Prototypes have always been alignment tools. Whether you’re testing with users or convincing leadership, the prototype’s job is to make the abstract concrete. That part isn’t new.
What’s worth noticing in Emma Webster’s case study roundup on the Figma blog is who’s doing the prototyping. Three stories. Three product managers. Zero designer protagonists.
ServiceNow’s Ram Devanathan explains the dynamic:
“They have a big portfolio, so they can’t always pivot directly to my project.”
So Ram built it himself in Make. His designer’s mockup missed the nuance he was after, so he took a crack at it:
“Make helped me show what I meant rather than trying to describe it in the abstract. I’m able to explain my ideas better. I’m able to convince people faster. That reduces the whole cycle for me.”
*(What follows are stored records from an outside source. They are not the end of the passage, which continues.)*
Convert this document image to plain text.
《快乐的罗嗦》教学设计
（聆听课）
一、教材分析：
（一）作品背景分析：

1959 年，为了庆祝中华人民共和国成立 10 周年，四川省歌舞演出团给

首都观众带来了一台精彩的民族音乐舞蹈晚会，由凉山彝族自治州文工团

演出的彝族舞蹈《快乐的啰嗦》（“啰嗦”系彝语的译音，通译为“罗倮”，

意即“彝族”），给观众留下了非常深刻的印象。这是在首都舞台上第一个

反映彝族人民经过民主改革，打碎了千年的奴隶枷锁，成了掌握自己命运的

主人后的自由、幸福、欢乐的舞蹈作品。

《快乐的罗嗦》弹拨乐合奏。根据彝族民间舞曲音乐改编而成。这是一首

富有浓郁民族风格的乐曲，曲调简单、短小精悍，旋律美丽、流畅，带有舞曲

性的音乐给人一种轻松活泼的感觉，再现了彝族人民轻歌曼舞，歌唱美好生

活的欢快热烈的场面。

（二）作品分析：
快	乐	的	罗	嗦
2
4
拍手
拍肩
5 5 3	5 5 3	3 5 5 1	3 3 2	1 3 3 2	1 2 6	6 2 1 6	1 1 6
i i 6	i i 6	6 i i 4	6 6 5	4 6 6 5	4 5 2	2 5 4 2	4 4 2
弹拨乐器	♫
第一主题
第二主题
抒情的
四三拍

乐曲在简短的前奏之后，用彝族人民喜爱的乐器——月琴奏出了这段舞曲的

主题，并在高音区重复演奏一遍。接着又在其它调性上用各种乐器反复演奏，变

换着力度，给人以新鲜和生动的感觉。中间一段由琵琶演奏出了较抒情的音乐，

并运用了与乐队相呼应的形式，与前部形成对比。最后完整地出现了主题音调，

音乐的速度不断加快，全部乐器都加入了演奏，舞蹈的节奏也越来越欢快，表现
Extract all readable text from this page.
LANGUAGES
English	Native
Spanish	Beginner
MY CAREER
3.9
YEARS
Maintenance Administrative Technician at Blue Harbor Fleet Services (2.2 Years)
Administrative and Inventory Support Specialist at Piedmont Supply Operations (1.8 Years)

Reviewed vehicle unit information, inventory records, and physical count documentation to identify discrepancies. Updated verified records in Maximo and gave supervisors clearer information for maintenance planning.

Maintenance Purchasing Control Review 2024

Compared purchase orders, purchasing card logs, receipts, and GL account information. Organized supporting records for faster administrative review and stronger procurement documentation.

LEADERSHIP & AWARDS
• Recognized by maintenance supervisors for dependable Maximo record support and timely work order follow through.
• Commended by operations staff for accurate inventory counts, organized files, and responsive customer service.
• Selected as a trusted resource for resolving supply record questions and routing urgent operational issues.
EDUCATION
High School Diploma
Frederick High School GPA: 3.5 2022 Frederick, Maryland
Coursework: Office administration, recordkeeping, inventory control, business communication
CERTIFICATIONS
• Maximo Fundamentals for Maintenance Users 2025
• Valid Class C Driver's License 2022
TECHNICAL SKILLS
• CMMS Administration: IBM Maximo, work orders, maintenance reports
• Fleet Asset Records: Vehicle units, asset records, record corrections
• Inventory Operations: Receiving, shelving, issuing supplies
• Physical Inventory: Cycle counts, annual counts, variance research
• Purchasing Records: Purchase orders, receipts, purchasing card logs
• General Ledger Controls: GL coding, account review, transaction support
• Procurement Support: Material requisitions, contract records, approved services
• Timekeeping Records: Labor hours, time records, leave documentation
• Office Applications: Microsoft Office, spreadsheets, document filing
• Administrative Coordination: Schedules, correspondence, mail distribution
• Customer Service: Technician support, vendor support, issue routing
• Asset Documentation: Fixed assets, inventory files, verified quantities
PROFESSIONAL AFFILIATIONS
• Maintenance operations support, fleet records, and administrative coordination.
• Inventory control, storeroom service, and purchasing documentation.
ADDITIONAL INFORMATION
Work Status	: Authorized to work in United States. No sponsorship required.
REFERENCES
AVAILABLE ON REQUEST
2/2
Ticketmaster PM Brian Muehlenkamp prototyped an AI assistant that wasn’t even on the roadmap and shipped it. Affirm’s SVP of Product Vishal Kapoor puts the value in craft terms:
“The real work lives in the variations, rabbit holes, and edge cases. It requires a lot of thinking, a lot of precision, and a lot of love.”
All three stories follow the same arc: PM has an idea, designer is unavailable or the mockup misses the mark, PM builds it in Make, team aligns faster. Designers aren’t the heroes of these stories. They’re the bottleneck the tool routes around.
I don’t think that’s Figma’s intended message. But it’s the one that came through to me.